Tuesday, January 27, 2009

You Never Give Me Your Money

I have no comment on the frenzy in the Beatles press yesterday about the engagement and subsequent oops-no-engagement-to-see-here between Paul McCartney and Nancy Shevell, other than to note that Paul finally went for a brunette, which gives me hope that if I ever acquire a time machine I might have a shot at him after all. (Don't tell me you wouldn't do dirty things with a time machine. You know you would.) I'm actually more irritated at the news that Paul will be playing at the Grammy Awards show, because now I feel like I'm going to have to watch the damned thing. Ugh.

I was going to write about "Act Naturally" today, but there Paul went and stole the spotlight from Ringo-- isn't that just like Paul? Screw it. "Act Naturally" will wait til tomorrow, and today we'll do, um... "You Never Give Me Your Money."

The song that kicks off the suite on the Abbey Road B-side, "You Never Give Me Your Money" is a mini-suite all to itself, vascillating interestingly through different musical stuff with some good jamming and weirdness at the end to lead, via tape loop, into "Sun King." In his totally indispensable book Revolution in the Head, Ian MacDonald calls this the song that "marks the psychological opening of [Paul's] solo career," which seems about right. We find Paul in a rare introspective, sad mood here, clearly craving escape from the growing Beatles madness around him. It's OK, Paul. Soon we'll be away from here.

The opening melody seems atypically Paul-- its sort of monotonal melody, not to mention the wordplay in the lyrics, are more John-esque-- and he sings it with less of his customary showmanship and more true pathos. Then when we enter part 2, the "out of college" bit, Paul sings in an exaggerated tone that I swear sounds like a parody of a Paul McCartney song, as if he realized he needs to tell us a good story now to keep us interested. Because that "out of college" guy isn't him anymore. But like fiction writers who reveal heaps about themselves through their characters, Paul IS actually singing about himself. That vocal is so expressive, so hurt, that you almost get a lump in your throat when he sings "oh that magic feeling, nowhere to go," don't you? I mean, don't you have a soul? "Wipe that tear away," Paul sings, and now we're flirting again, and I do wipe it away, because it's going to be OK because Paul says so. Paul is going to drive into the sunset and find somewhere to go after all. (It was called Ram.)

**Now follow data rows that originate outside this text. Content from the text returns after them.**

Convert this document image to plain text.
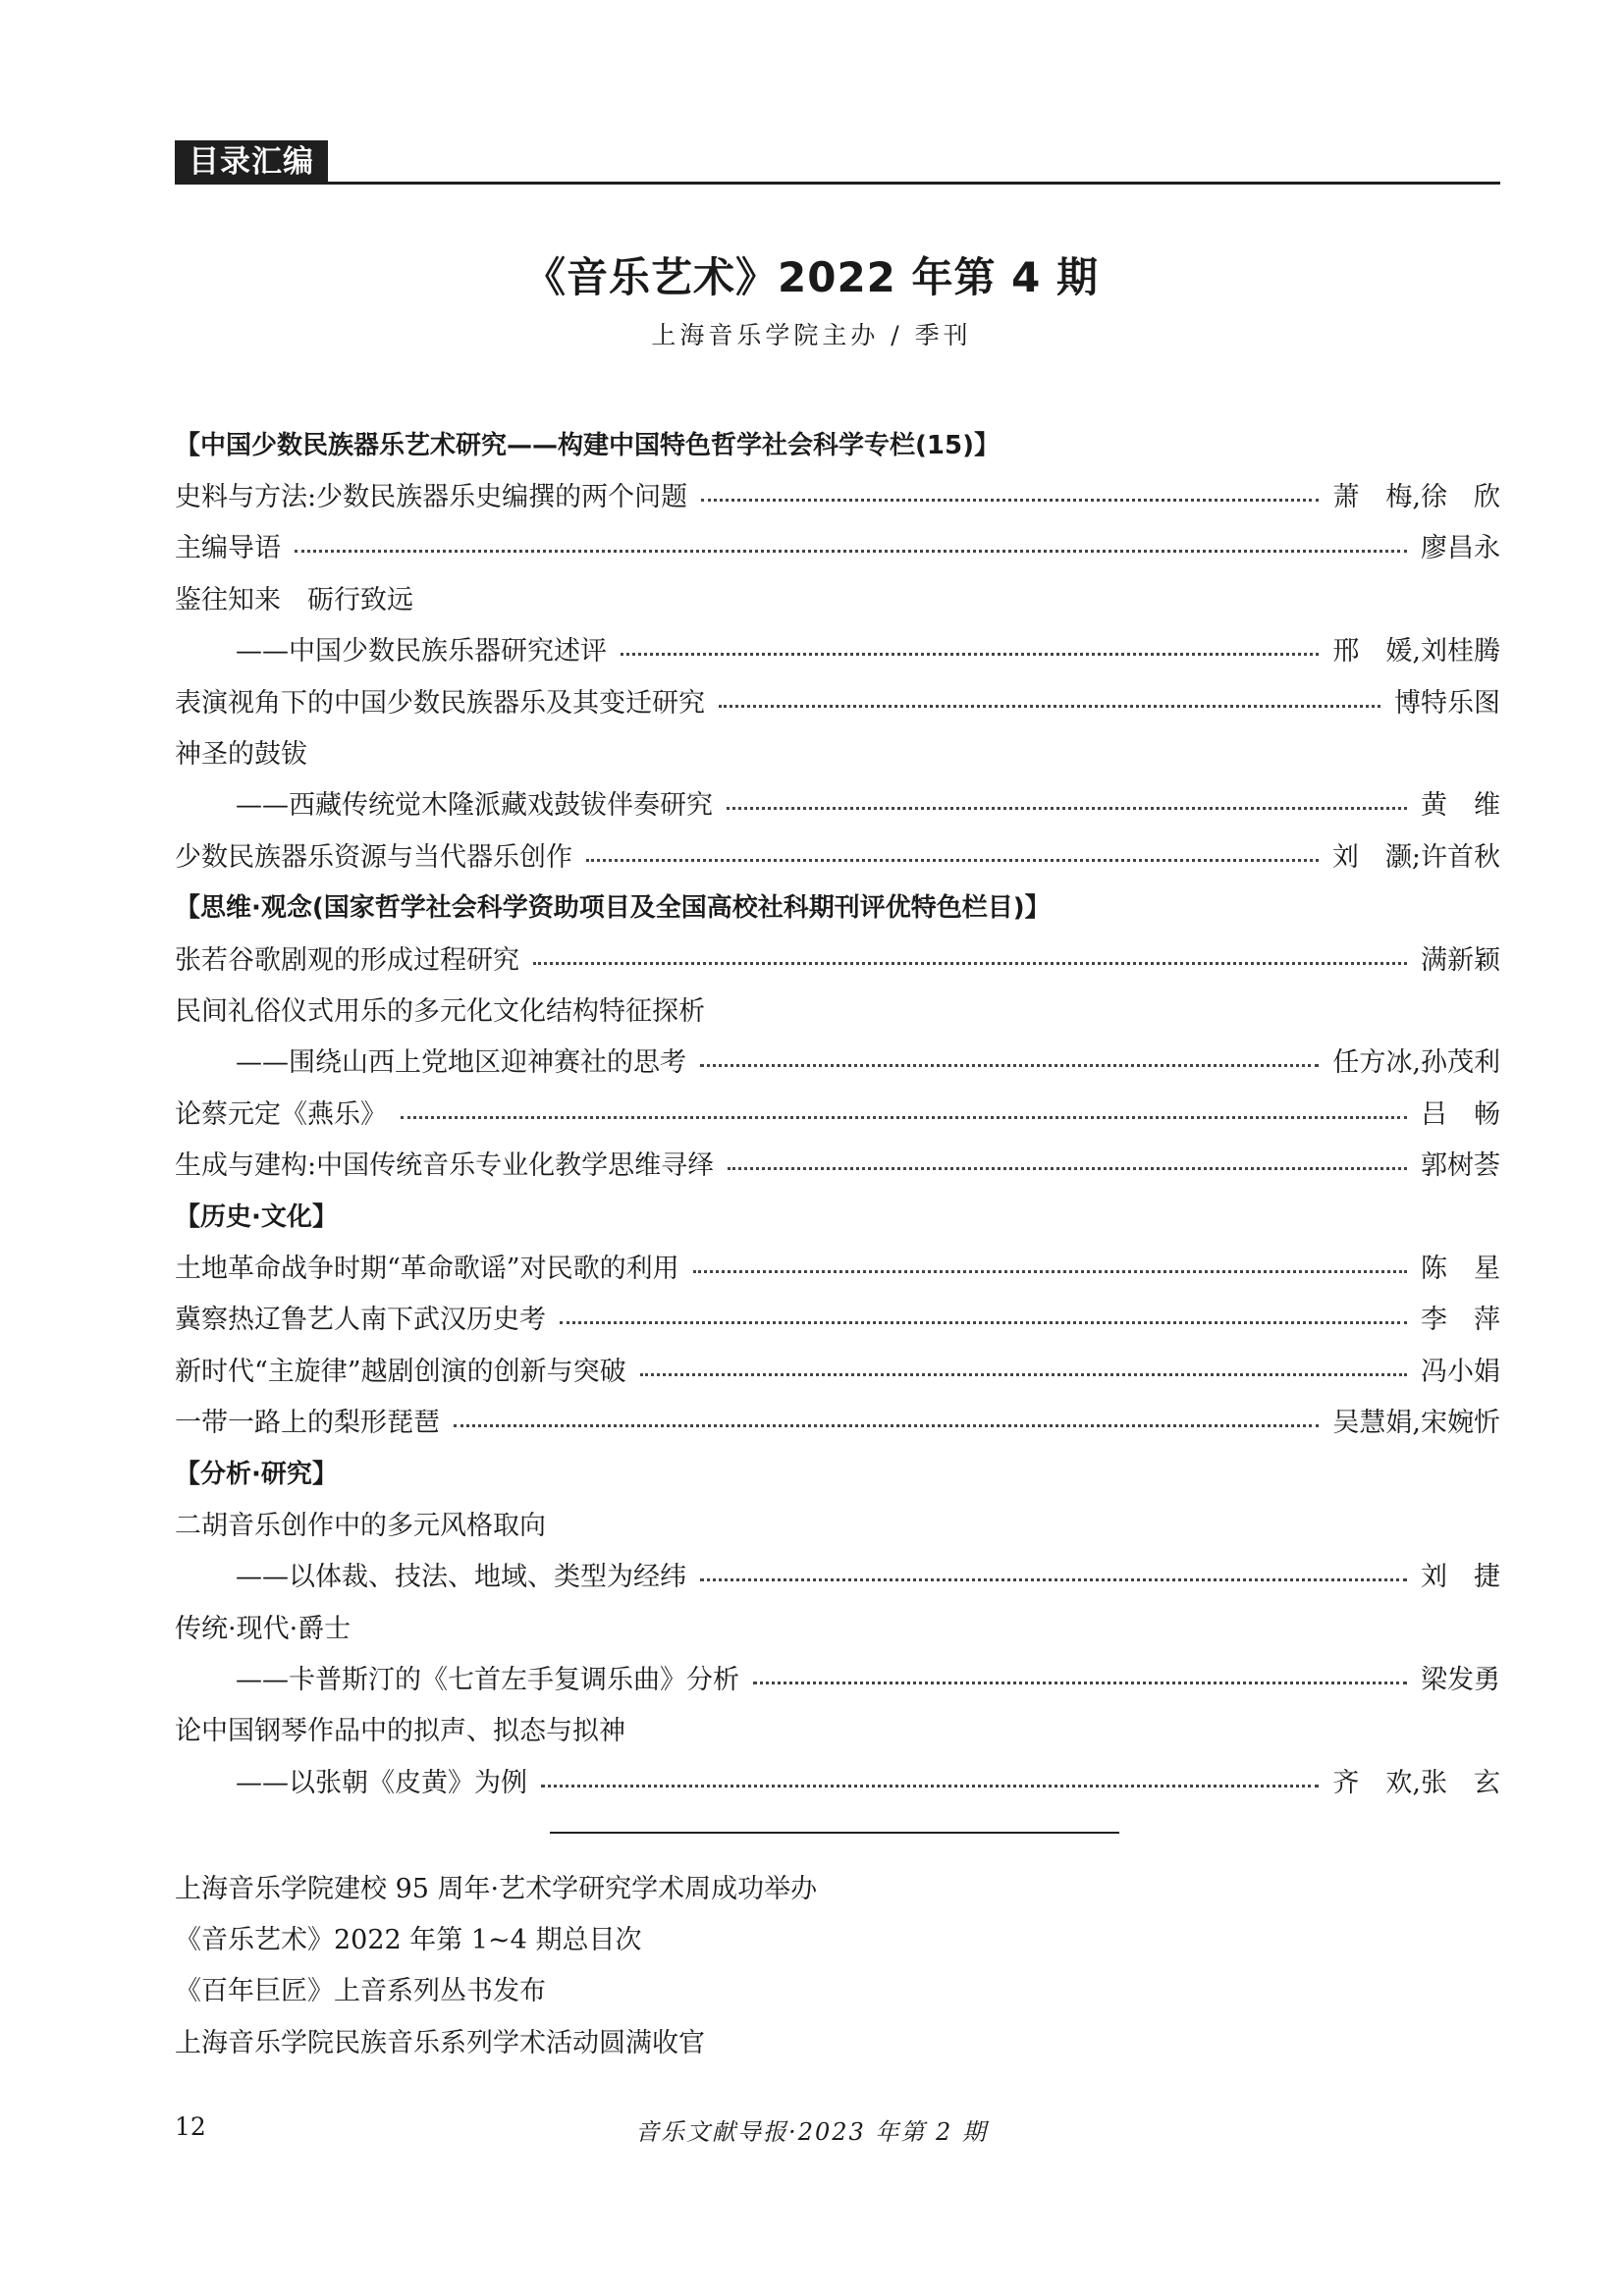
目录汇编
《音乐艺术》2022 年第 4 期
上海音乐学院主办 / 季刊
【中国少数民族器乐艺术研究——构建中国特色哲学社会科学专栏(15)】
史料与方法:少数民族器乐史编撰的两个问题	萧　梅,徐　欣
主编导语	廖昌永
鉴往知来　砺行致远
——中国少数民族乐器研究述评	邢　媛,刘桂腾
表演视角下的中国少数民族器乐及其变迁研究	博特乐图
神圣的鼓钹
——西藏传统觉木隆派藏戏鼓钹伴奏研究	黄　维
少数民族器乐资源与当代器乐创作	刘　灏;许首秋
【思维·观念(国家哲学社会科学资助项目及全国高校社科期刊评优特色栏目)】
张若谷歌剧观的形成过程研究	满新颖
民间礼俗仪式用乐的多元化文化结构特征探析
——围绕山西上党地区迎神赛社的思考	任方冰,孙茂利
论蔡元定《燕乐》	吕　畅
生成与建构:中国传统音乐专业化教学思维寻绎	郭树荟
【历史·文化】
土地革命战争时期“革命歌谣”对民歌的利用	陈　星
冀察热辽鲁艺人南下武汉历史考	李　萍
新时代“主旋律”越剧创演的创新与突破	冯小娟
一带一路上的梨形琵琶	吴慧娟,宋婉忻
【分析·研究】
二胡音乐创作中的多元风格取向
——以体裁、技法、地域、类型为经纬	刘　捷
传统·现代·爵士
——卡普斯汀的《七首左手复调乐曲》分析	梁发勇
论中国钢琴作品中的拟声、拟态与拟神
——以张朝《皮黄》为例	齐　欢,张　玄
上海音乐学院建校 95 周年·艺术学研究学术周成功举办
《音乐艺术》2022 年第 1~4 期总目次
《百年巨匠》上音系列丛书发布
上海音乐学院民族音乐系列学术活动圆满收官
12	音乐文献导报·2023 年第 2 期
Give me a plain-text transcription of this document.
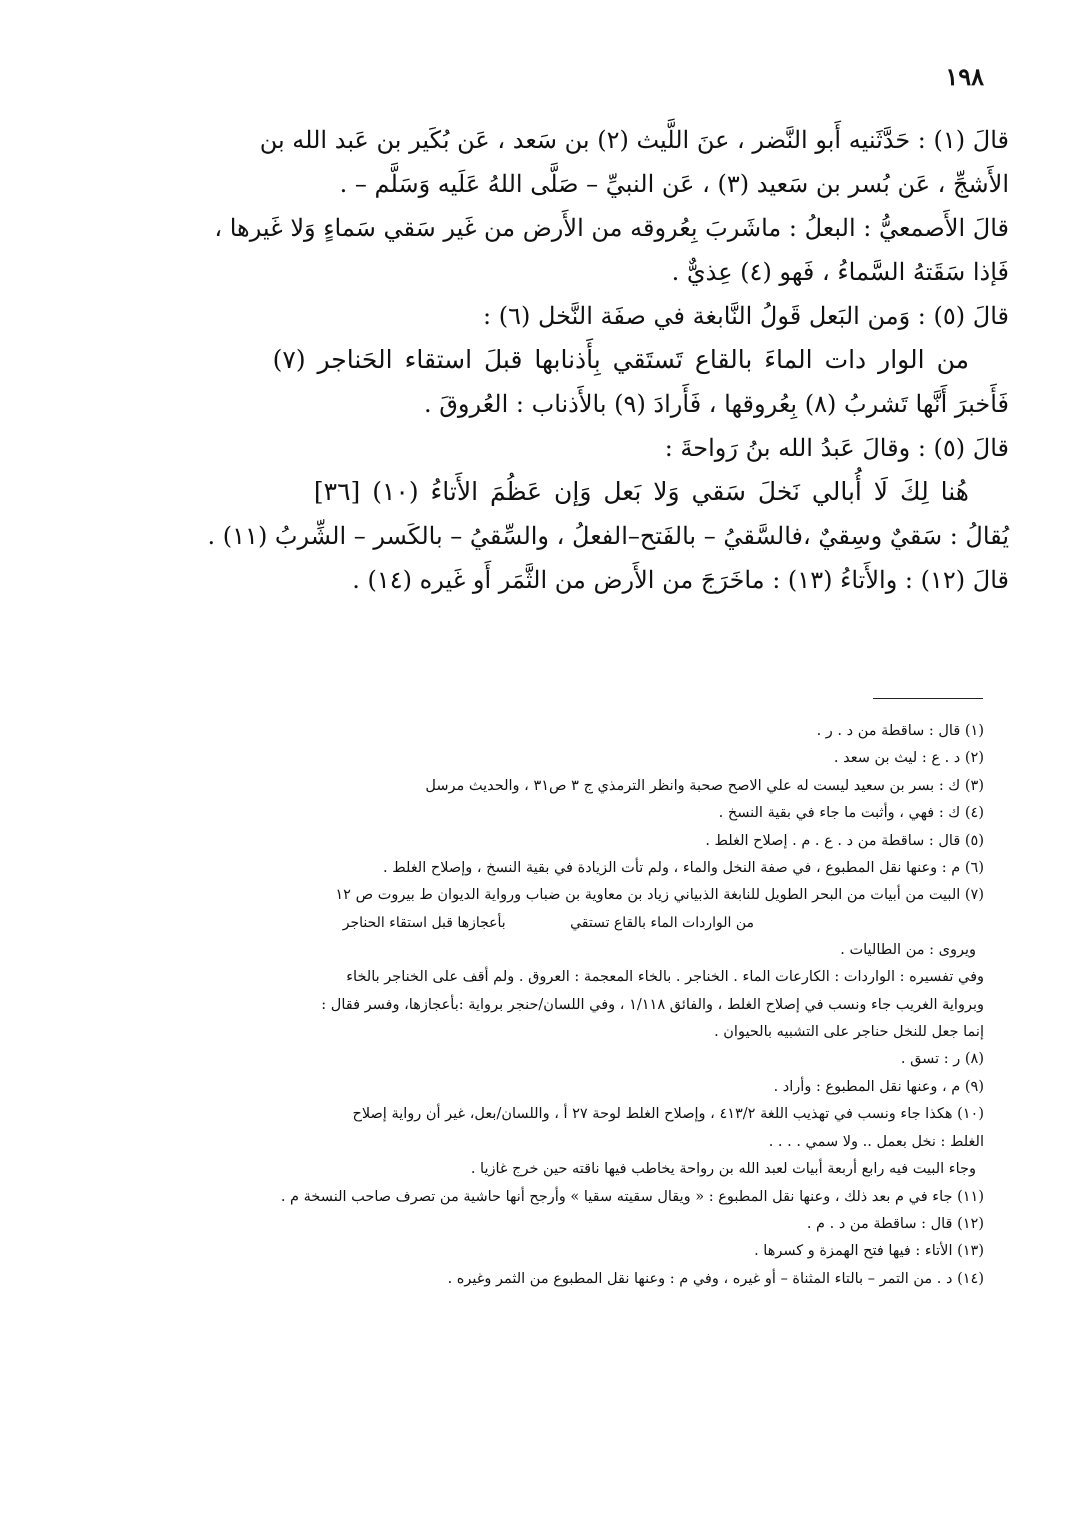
١٩٨
قالَ (١) : حَدَّثَنيه أَبو النَّضر ، عنَ اللَّيث (٢) بن سَعد ، عَن بُكَير بن عَبد الله بن
الأَشجِّ ، عَن بُسر بن سَعيد (٣) ، عَن النبيِّ – صَلَّى اللهُ عَلَيه وَسَلَّم – .
قالَ الأَصمعيُّ : البعلُ : ماشَربَ بِعُروقه من الأَرض من غَير سَقي سَماءٍ وَلا غَيرها ،
فَإذا سَقَتهُ السَّماءُ ، فَهو (٤) عِذيٌّ .
قالَ (٥) : وَمن البَعل قَولُ النَّابغة في صفَة النَّخل (٦) :
من الوار دات الماءَ بالقاع تَستَقي بِأَذنابها قبلَ استقاء الحَناجر (٧)
فَأَخبرَ أَنَّها تَشربُ (٨) بِعُروقها ، فَأَرادَ (٩) بالأَذناب : العُروقَ .
قالَ (٥) : وقالَ عَبدُ الله بنُ رَواحةَ :
هُنا لِكَ لَا أُبالي نَخلَ سَقي وَلا بَعل وَإن عَظُمَ الأَتاءُ (١٠) [٣٦]
يُقالُ : سَقيٌ وسِقيٌ ،فالسَّقيُ – بالفَتح–الفعلُ ، والسِّقيُ – بالكَسر – الشِّربُ (١١) .
قالَ (١٢) : والأَتاءُ (١٣) : ماخَرَجَ من الأَرض من الثَّمَر أَو غَيره (١٤) .
(١) قال : ساقطة من د . ر .
(٢) د . ع : ليث بن سعد .
(٣) ك : بسر بن سعيد ليست له علي الاصح صحبة وانظر الترمذي ج ٣ ص٣١ ، والحديث مرسل
(٤) ك : فهي ، وأثبت ما جاء في بقية النسخ .
(٥) قال : ساقطة من د . ع . م . إصلاح الغلط .
(٦) م : وعنها نقل المطبوع ، في صفة النخل والماء ، ولم تأت الزيادة في بقية النسخ ، وإصلاح الغلط .
(٧) البيت من أبيات من البحر الطويل للنابغة الذبياني زياد بن معاوية بن ضباب ورواية الديوان ط بيروت ص ١٢
من الواردات الماء بالقاع تستقي بأعجازها قبل استقاء الحناجر
ويروى : من الطاليات .
وفي تفسيره : الواردات : الكارعات الماء . الخناجر . بالخاء المعجمة : العروق . ولم أقف على الخناجر بالخاء
وبرواية الغريب جاء ونسب في إصلاح الغلط ، والفائق ١/١١٨ ، وفي اللسان/حنجر برواية :بأعجازها، وفسر فقال :
إنما جعل للنخل حناجر على التشبيه بالحيوان .
(٨) ر : تسق .
(٩) م ، وعنها نقل المطبوع : وأراد .
(١٠) هكذا جاء ونسب في تهذيب اللغة ٤١٣/٢ ، وإصلاح الغلط لوحة ٢٧ أ ، واللسان/بعل، غير أن رواية إصلاح
الغلط : نخل بعمل .. ولا سمي . . . .
وجاء البيت فيه رابع أربعة أبيات لعبد الله بن رواحة يخاطب فيها ناقته حين خرج غازيا .
(١١) جاء في م بعد ذلك ، وعنها نقل المطبوع : « ويقال سقيته سقيا » وأرجح أنها حاشية من تصرف صاحب النسخة م .
(١٢) قال : ساقطة من د . م .
(١٣) الأتاء : فيها فتح الهمزة و كسرها .
(١٤) د . من التمر – بالتاء المثناة – أو غيره ، وفي م : وعنها نقل المطبوع من الثمر وغيره .
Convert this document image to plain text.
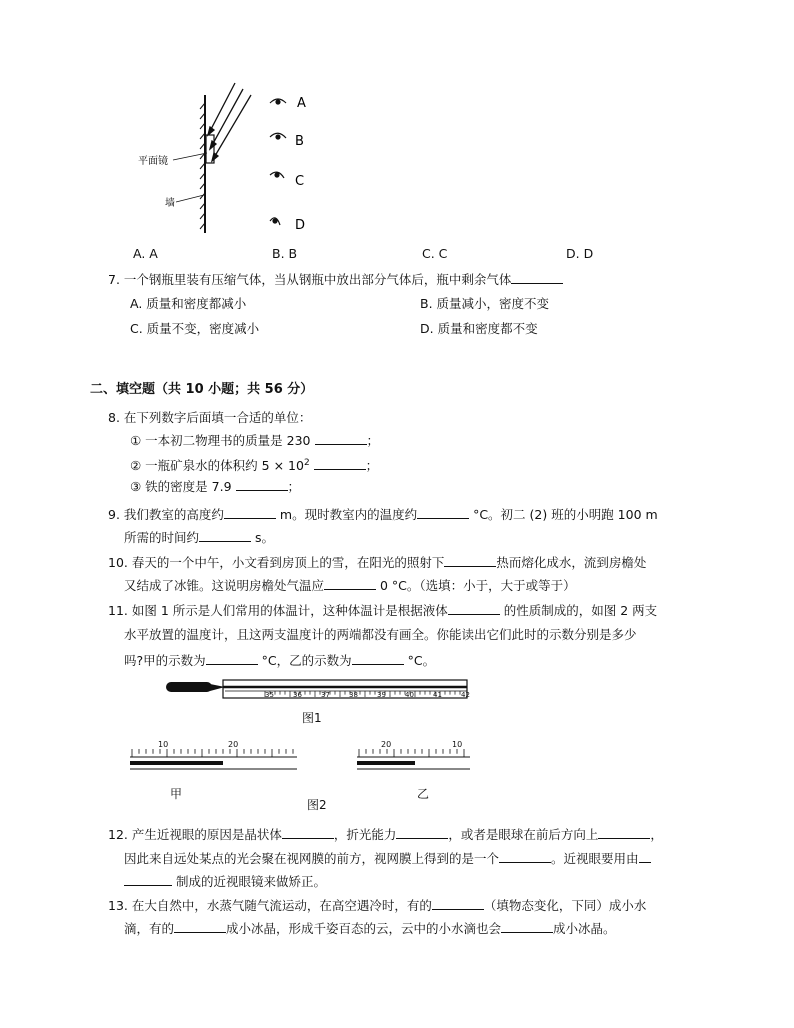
平面镜
墙
A
B
C
D
A. A	B. B	C. C	D. D
7. 一个钢瓶里装有压缩气体，当从钢瓶中放出部分气体后，瓶中剩余气体
A. 质量和密度都减小	B. 质量减小，密度不变
C. 质量不变，密度减小	D. 质量和密度都不变
二、填空题（共 10 小题；共 56 分）
8. 在下列数字后面填一合适的单位：
① 一本初二物理书的质量是 230	；
② 一瓶矿泉水的体积约 $5 \times 10^2$	；
③ 铁的密度是 7.9	；
9. 我们教室的高度约	m。现时教室内的温度约	°C。初二 (2) 班的小明跑 100 m
所需的时间约	s。
10. 春天的一个中午，小文看到房顶上的雪，在阳光的照射下	热而熔化成水，流到房檐处
又结成了冰锥。这说明房檐处气温应	0 °C。（选填：小于，大于或等于）
11. 如图 1 所示是人们常用的体温计，这种体温计是根据液体	的性质制成的，如图 2 两支
水平放置的温度计，且这两支温度计的两端都没有画全。你能读出它们此时的示数分别是多少
吗?甲的示数为	°C，乙的示数为	°C。
35	36	37	38	39	40	41	42
图1
10	20
甲
20	10
乙
图2
12. 产生近视眼的原因是晶状体	，折光能力	，或者是眼球在前后方向上	，
因此来自远处某点的光会聚在视网膜的前方，视网膜上得到的是一个	。近视眼要用由
制成的近视眼镜来做矫正。
13. 在大自然中，水蒸气随气流运动，在高空遇冷时，有的	（填物态变化，下同）成小水
滴，有的	成小冰晶，形成千姿百态的云，云中的小水滴也会	成小冰晶。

It's so easy to talk about this song in terms of the Beatles Story and the misery of their financial problems and issues with each other, but beyond that it's a lovely piece of music anyway. Paul, as usual, plays the hell out of his bass, and piano, and probably half the other instruments, though if I'm remembering correctly that might actually be John on the lead guitar bit at the end, playing as if to say, "Man, I HEAR you." Paul might have revealed more than he meant to here, but at least it's clear that he wasn't (entirely) the bad guy that he frequently comes across as being in the last years of the Beatles. He is just as sad as we are that the whole thing's falling apart.

Here's a bootleg of "You Never Give Me Your Money" that I actually quite like because of the fun jam at the end, which, were it not for the edit into "Sun King," would be the perfect way to end the song. A note of sunshine at the end, as it were. 



(Paul's goofy eyes and apparent nibbling of the mic make him look like a sleepy Cookie Monster.)

"You Never Give Me Your Money," released in the U.K. side B track 3 of Abbey Road, released September 26, 1969; in the U.S. side B track 3 of Abbey Road, released October 1, 1969.
I am indebted for all discography information to the tremendous Beatles-Discography.com.

1 comment:

  1. Thank you, Megan. I've always been so simply ravished by the musical beauty of this song that I never for a moment contemplated that it had any lyrical meaning. I'll bet you're a fine editor. I would add something which might tweak your interpretation. I think the second part is not Paul mocking himself, but Paul doing his Elvis voice, the perfect voice for him to use when looking back on the beginning of things. "Out of college," is a compromise, because John and Paul didn't go. He is thinking out of high school, when things first started, and they were so inspired by Elvis. And he yearns for the simplicity of life ... that magic feeling ... no where to go. That's the magic feeling in life (and, what many of us forget) of romance too: no where to go, just hanging and enjoying the time. The purity of his voice when he rises above middle C with his Elvis voice often makes me want to give up singing all together. I hear his voice and can't think of anything else.

    (And, for the record, I hear this voice on "Lady Madonna", the opening of "Rocky Raccoon" (supposedly inspired by Elvis movies), here, and also later after Elvis' death on the LondonTown album in "Name and Address" (a real fun classic).)

    I can get pretty senseless: thanks again for your interpretation.